Dataset: Communities and Crime
For this homework, we’ll return to the Communities and Crime data set from the UCI Machine Learning repository. From the abstract:
“Communities in the US. Data combines socio-economic data from the ’90 Census, law enforcement data from the 1990 Law Enforcement Management and Admin Stats survey, and crime data from the 1995 FBI UCR.”
More details can be found here. Our goal will be to predict the number of crimes per capita, stored in the column called ViolentCrimesPerPop
.
Cleaning and Preprocessing
Exercise 1
Load the data set CommViolPredUnnormalizedDataCleaned.csv
and clean it. Hint: review Exercises 1-4 of your previous homework.
Exercise 2
Split the data into a training and test set using an 80-20 split. Use the seed 427.
Exercise 3
Generate a recipe that can be used with a regression tree.
Baseline Model
Before we start building fancy models, it’s helpful to understand our data and to have a simple baseline for comparison.
Exercise 4
What was the best model from your last homework? Write out the model below in a neat format. What was it’s RMSE and \(R^2\)?

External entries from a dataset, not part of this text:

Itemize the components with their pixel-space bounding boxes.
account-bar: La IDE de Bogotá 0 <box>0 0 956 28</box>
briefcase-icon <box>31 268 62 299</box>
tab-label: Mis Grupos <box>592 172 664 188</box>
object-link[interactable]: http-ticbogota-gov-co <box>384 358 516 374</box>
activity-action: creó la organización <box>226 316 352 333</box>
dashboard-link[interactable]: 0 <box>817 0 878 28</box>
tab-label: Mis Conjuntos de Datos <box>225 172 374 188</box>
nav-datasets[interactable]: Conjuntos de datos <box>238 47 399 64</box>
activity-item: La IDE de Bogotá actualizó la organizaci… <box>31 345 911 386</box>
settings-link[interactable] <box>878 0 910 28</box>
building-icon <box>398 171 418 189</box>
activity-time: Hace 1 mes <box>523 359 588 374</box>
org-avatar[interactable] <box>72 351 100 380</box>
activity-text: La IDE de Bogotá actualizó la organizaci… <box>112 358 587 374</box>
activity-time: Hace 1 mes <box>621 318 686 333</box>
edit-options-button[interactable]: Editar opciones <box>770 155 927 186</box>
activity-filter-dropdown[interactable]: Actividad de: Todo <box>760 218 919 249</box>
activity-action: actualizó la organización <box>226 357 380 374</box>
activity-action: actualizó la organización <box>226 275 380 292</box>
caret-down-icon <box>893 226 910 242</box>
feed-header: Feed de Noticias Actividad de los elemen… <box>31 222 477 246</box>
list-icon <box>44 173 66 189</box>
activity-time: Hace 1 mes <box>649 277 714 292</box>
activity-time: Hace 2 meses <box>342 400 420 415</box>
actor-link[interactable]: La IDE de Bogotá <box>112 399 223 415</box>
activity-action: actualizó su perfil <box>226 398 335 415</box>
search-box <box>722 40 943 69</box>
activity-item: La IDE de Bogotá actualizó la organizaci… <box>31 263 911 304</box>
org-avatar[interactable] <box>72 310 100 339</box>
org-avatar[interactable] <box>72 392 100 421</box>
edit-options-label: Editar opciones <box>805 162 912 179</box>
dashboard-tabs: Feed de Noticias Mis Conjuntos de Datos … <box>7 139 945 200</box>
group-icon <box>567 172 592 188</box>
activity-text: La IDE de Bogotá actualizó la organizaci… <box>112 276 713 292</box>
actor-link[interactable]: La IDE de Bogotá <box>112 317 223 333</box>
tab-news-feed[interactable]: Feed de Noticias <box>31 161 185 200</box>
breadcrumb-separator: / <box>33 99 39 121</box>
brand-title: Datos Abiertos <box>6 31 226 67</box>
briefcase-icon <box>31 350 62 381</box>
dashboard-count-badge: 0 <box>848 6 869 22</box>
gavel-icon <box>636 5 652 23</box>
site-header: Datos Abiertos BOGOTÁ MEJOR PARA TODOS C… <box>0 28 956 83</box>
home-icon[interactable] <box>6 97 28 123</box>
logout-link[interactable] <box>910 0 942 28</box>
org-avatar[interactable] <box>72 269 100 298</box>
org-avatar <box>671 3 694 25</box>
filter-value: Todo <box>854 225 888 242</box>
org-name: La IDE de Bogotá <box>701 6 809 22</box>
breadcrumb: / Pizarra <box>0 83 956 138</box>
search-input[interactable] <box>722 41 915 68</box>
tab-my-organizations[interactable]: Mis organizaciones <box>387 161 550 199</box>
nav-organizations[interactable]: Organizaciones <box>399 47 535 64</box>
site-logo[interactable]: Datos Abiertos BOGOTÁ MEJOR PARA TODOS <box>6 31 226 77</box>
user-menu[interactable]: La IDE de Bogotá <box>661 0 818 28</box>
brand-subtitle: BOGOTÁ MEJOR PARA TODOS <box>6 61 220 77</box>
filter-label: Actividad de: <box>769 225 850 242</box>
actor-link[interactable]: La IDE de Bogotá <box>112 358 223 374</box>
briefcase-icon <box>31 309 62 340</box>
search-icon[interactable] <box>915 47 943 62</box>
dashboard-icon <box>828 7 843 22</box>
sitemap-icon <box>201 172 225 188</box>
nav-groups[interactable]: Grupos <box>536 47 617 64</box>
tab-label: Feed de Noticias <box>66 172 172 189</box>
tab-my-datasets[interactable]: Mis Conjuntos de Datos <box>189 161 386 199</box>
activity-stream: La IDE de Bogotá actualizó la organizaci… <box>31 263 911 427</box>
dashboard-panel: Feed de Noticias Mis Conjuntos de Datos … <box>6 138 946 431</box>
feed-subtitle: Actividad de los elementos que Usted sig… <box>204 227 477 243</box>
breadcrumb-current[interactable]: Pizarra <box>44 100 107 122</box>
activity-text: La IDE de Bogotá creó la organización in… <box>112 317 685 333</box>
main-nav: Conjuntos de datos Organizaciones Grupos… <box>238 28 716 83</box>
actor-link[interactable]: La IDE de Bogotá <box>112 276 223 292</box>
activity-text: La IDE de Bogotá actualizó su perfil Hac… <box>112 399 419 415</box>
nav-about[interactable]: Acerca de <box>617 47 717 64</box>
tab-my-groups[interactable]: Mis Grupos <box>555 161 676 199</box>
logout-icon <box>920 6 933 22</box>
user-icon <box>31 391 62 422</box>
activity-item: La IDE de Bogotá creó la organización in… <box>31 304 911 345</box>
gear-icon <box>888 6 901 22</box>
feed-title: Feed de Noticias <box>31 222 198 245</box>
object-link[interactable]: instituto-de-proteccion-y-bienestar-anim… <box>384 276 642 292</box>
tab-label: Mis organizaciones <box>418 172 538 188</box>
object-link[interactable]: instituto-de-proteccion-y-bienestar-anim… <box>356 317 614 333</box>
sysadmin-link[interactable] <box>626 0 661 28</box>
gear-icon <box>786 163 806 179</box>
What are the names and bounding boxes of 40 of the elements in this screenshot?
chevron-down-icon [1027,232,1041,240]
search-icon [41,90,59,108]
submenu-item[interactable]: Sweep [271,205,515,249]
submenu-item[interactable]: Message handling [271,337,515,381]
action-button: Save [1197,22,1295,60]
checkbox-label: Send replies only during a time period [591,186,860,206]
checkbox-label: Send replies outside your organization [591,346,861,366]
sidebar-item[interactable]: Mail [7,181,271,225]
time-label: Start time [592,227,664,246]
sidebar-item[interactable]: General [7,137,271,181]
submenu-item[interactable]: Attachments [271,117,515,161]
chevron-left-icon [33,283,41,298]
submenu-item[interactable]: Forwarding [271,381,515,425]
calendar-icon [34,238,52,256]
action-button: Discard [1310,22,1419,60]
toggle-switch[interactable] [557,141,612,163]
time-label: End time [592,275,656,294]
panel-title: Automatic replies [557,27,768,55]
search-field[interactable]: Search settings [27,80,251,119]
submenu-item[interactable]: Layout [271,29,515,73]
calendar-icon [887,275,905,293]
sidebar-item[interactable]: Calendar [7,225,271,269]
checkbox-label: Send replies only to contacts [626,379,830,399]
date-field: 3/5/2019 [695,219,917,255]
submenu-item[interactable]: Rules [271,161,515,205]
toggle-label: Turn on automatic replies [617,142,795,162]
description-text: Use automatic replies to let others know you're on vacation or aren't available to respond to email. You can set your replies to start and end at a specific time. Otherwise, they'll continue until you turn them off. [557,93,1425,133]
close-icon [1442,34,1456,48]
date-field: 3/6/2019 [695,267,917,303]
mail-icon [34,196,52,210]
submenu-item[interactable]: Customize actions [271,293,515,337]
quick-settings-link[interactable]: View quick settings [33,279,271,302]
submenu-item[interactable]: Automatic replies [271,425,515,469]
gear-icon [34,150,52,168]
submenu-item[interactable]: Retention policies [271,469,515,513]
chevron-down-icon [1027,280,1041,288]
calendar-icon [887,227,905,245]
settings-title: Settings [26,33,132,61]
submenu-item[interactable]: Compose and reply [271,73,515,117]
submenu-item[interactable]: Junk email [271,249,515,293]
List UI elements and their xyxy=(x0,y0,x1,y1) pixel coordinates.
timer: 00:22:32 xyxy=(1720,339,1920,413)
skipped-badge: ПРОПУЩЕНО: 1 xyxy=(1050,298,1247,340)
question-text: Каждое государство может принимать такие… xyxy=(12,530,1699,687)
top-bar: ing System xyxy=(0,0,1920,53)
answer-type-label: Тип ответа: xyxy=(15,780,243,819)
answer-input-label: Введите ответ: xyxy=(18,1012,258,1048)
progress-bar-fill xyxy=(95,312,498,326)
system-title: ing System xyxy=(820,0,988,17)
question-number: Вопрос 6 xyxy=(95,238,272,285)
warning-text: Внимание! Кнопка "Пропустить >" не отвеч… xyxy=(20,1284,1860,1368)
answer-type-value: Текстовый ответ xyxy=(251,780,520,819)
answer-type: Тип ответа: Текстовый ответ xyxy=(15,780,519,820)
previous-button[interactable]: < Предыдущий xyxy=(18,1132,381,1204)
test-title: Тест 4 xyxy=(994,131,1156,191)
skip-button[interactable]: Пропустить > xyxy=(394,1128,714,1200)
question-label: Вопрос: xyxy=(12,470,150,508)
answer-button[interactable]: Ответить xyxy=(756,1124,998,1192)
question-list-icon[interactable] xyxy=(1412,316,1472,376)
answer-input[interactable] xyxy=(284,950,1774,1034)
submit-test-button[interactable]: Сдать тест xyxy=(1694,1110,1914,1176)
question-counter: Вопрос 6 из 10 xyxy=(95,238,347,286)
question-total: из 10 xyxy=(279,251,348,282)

Ideally we’d like any model we create to make better predictions that this baseline model. Hopefully, we can do better than this model using a regression tree.
Exercise 5
Before you fit any trees, do you think a decision tree will have better performance than the baseline model? Describe the differences between linear models and decision trees including the advantages and disadvantages of each.
Regression Trees
Exercise 6
Find a good Regression Tree to model the data. Use a grid search and cross-validation to find a good complexity parameter.
Exercise 7
Fit your tree on the entire training set and use the rpart
functions from class to display it.
Exercise 8
Based on your tree, which variable do you think is most important for determining the number of Violent Crimes Per Capita?.
Exercise 9
How many different predictions are possible from your regression tree model? Why? How does this compare with the baseline model you selected in Exercise 4.
Final Evaluation
Exercise 9
Compute the root mean squared error for your regression tree model applied to the test set.
Exercise 10
How does the test error compare to the baseline model? Which model has better performance? Compare the interpretability of each model.
Exercise 11
Look at the documentation for decision_tree
by typing ?decision_tree
in your console. Notice that there are two other tuning parameters, tree_depth
(defaults to 30) and min_n
(defaults to 2). Use an irregular grid with at least 100 points and cross-validation to find an optimal combination of your three tuning parameters. Why do you think we want to use an irregular grid, rather than a regular grid here?
Exercise 12
Fit the resulting model to the full training data and estimate it’s performance on the test set.
Exercise 13 (Practice interview question)
Describe how tree_depth
and min_n
should impact the flexibility and bias-variance trade off of the resulting tree.